Take shopping, for instance. Buying one outfit can take three days—and that’s if you’re lucky. What you choose in the boutique isn’t actually in stock; it must be shipped from a showroom in Mumbai. When it finally arrives, the tailor insists on “minor adjustments.” You return the next day for a fitting, only to discover that the blouse is too tight at the shoulders or the hemline an inch too short. Back it goes for a “second trial.” And through it all, the shop assistants hover with polite but immovable smiles, offering you another cup of chai while you resign yourself to the endless waiting that somehow passes for customer service.

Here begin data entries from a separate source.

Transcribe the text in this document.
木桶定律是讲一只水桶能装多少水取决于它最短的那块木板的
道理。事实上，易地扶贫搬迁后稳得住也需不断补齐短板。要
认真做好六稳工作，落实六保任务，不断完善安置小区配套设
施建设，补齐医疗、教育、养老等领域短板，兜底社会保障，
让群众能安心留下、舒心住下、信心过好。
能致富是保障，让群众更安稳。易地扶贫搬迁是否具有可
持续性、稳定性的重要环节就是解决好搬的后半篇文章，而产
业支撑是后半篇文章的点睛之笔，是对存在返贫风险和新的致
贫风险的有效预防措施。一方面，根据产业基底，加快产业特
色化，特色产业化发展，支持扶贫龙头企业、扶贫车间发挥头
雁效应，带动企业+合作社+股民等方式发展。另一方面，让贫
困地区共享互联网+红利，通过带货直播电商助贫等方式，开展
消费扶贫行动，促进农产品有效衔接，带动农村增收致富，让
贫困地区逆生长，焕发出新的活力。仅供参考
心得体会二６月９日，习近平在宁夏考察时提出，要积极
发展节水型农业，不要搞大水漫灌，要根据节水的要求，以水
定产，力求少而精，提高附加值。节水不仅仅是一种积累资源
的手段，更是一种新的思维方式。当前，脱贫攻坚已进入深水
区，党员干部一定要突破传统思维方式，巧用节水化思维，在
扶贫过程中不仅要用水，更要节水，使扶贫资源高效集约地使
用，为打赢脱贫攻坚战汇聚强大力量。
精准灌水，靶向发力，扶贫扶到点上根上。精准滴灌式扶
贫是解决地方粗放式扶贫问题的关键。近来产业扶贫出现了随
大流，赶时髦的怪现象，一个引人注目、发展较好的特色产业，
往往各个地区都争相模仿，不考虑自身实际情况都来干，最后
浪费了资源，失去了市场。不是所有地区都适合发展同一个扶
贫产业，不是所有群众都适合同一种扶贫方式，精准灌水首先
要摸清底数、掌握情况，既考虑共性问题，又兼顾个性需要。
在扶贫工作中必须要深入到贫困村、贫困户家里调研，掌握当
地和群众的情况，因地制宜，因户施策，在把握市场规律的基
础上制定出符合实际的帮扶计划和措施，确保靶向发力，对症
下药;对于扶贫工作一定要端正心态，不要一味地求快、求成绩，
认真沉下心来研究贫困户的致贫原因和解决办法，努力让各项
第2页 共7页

This is the Delhi paradox—impatience wrapped in inefficiency. Everyone talks about how busy they are, how fast life moves here, and yet everything takes twice as long as it should. From getting a SIM card to arranging a taxi, from picking up dry cleaning to booking a restaurant table, there’s always another form to fill, another confirmation to wait for, another person who has to “just check with sir.”
At first, I find myself amused by it all, charmed even by the chaos that feels so quintessentially Indian. But after a few days, the delays begin to wear thin. I start missing the streamlined ease of life elsewhere—the one-click purchases, the punctual appointments, the quiet efficiency of systems that simply work. In Delhi, everything is possible, but nothing is easy.
There’s always someone cutting in line, someone insisting their urgency is greater than yours, someone asking personal questions that feel startlingly intimate after years of American small talk. The heat, even when it’s not hot, clings to your skin like an unwelcome embrace. A short errand requires strategy—navigating roads where traffic lights are suggestions, crossing streets where pedestrians are invisible, smiling through the minor chaos that comes with every interaction.
By the end of the week, I find myself craving silence—the kind that hums in my home abroad, where car horns are rare and people keep a polite distance. I long for the predictability of a queue, the efficiency of systems that work, the anonymity that allows me to fade into the background instead of being constantly seen, asked, or judged.
Still, every departure feels bittersweet. Because for all its imperfections, Delhi remains the city that raised me, shaped me, and refuses to let me go. It’s exasperating. It’s intoxicating. And every time I return, it smells exactly like home.

Storytelling and In-Person Signing
If you’re in the San Francisco Area, I hope you’ll join me on November 13 from 1-3 pm at New Delhi Restaurant.

CRAFT CORNER
MEMOIR WRITING TIP
Reflection is the heart of memoir, but reflection without scene is just commentary. Whenever you articulate a realization, pair it with a moment—dialogue, sensory detail, a gesture, an object—that shows the truth you’re telling. Scene makes insight earned; insight makes scene meaningful.
WRITING PROMPT
Write about the first time you realized you were living between two worlds.
Let it be cultural, emotional, or personal—your “before” and “after” moment. Begin with a sensory detail: a smell that didn’t belong, a phrase spoken in a tone you suddenly understood differently, a gesture that revealed a gap you hadn’t yet named. Let the scene unfold exactly as it happened, without commentary. Then, only at the end, reveal what you understand now that you could not have known then.